Many people swear by the so-called spelunker's illusion, in which they think they can see their own hands moving even in the total absence of light. You don't have to see it to believe it: in a recent article in Psychological Science, cognitive scientists based at Vanderbilt University and the University of Rochester have demonstrated that this spooky illusion is real, and some individuals are more prone to these visions than others.
Through a series of five experiments, the researchers asked their 129 subjects to report visual sensation in total darkness. In the first four setups, subjects wore a blindfold to block all light. A subset of these participants claimed to see movement when they waved their own hand in front of their face but not when an experimenter waved his hand.
Why would only some people think they could see the motion? On the hunch that this illusion was created by intense connectivity among brain regions, the research team had included volunteers with a form of synesthesia, in which heightened brain connectivity causes letters and numbers to appear as certain colors. These subjects, they discovered, had even stronger visual reactions to their own hands moving in the darkness than did the other subjects.
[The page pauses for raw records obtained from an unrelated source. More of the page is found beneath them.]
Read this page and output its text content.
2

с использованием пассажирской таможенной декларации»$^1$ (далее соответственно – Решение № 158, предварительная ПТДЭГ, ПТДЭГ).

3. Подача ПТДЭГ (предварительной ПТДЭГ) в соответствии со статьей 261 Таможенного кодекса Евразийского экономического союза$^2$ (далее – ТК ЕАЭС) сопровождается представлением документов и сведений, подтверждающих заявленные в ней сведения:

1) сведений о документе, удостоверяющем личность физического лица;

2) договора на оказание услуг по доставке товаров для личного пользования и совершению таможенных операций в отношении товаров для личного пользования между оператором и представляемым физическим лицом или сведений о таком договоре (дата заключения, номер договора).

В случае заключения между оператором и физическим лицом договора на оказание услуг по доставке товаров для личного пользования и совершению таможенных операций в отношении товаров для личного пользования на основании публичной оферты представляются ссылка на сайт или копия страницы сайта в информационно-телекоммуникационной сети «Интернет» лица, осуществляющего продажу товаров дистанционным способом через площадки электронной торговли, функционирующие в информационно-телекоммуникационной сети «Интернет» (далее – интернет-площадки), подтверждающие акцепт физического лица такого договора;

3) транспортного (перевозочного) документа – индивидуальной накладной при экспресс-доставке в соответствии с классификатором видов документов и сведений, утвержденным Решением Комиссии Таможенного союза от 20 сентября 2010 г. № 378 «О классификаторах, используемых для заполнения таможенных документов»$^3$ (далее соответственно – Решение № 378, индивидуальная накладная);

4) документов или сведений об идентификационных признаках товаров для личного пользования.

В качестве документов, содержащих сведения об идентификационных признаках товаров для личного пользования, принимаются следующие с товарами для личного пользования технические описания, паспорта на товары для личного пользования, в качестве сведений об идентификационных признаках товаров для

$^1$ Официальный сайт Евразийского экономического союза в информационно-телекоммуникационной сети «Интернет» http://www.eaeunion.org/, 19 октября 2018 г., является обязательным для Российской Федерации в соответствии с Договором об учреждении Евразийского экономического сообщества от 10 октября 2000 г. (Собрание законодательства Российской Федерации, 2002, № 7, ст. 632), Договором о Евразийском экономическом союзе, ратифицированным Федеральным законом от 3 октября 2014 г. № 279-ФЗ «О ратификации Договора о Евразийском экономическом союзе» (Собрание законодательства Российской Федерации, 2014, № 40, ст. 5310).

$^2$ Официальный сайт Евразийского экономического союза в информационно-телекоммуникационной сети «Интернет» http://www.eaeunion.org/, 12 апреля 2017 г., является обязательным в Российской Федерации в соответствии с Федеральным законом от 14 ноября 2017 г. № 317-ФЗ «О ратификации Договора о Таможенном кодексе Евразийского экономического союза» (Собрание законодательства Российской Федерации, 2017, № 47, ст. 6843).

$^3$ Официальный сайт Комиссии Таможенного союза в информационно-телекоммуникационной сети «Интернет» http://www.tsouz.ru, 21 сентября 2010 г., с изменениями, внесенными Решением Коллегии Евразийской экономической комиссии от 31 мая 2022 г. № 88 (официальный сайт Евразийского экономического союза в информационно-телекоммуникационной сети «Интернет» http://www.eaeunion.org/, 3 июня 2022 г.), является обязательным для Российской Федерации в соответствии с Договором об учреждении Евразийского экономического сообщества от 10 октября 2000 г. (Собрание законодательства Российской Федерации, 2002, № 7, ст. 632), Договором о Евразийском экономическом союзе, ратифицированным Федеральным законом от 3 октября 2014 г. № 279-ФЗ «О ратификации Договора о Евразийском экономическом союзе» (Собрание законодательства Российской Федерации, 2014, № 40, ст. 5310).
Finally, the researchers decided to try out the experiment using eye-tracking headgear, again in complete darkness. The eye tracker revealed that the more vividly a subject reported seeing his or her own hand's motion, the smoother the eye movements were. That is, their eyes behaved as though they really could “see” and were locking onto an imaginary target. In reality the participant was anticipating the visual experience of his or her hand in space.
Taken together, the studies suggest that people with heightened connectivity between the senses possess a greater awareness of the body. The findings are also a reminder that “sight” is generated by your brain, not your eyes. “The brain may or may not use information your eyes provide,” says Rochester cognitive scientist Duje Tadin. Instead your brain uses the eyes' information selectively alongside familiar or predictable patterns—such as your hands' movements—to construct what you ultimately perceive.
The Man Who Could (Not) See Faces In one famous case study, a man who was completely blind could distinguish among photographs of happy and angry faces at a rate better than chance. Scientists learned that visual information was reaching his amygdala, a region that processes potential threats. Activity in his amygdala increased in response to faces that were gazing directly at him. When asked, he could not guess which pictures contained direct or averted gazes—yet his amygdala appeared to register which was which. —V.S.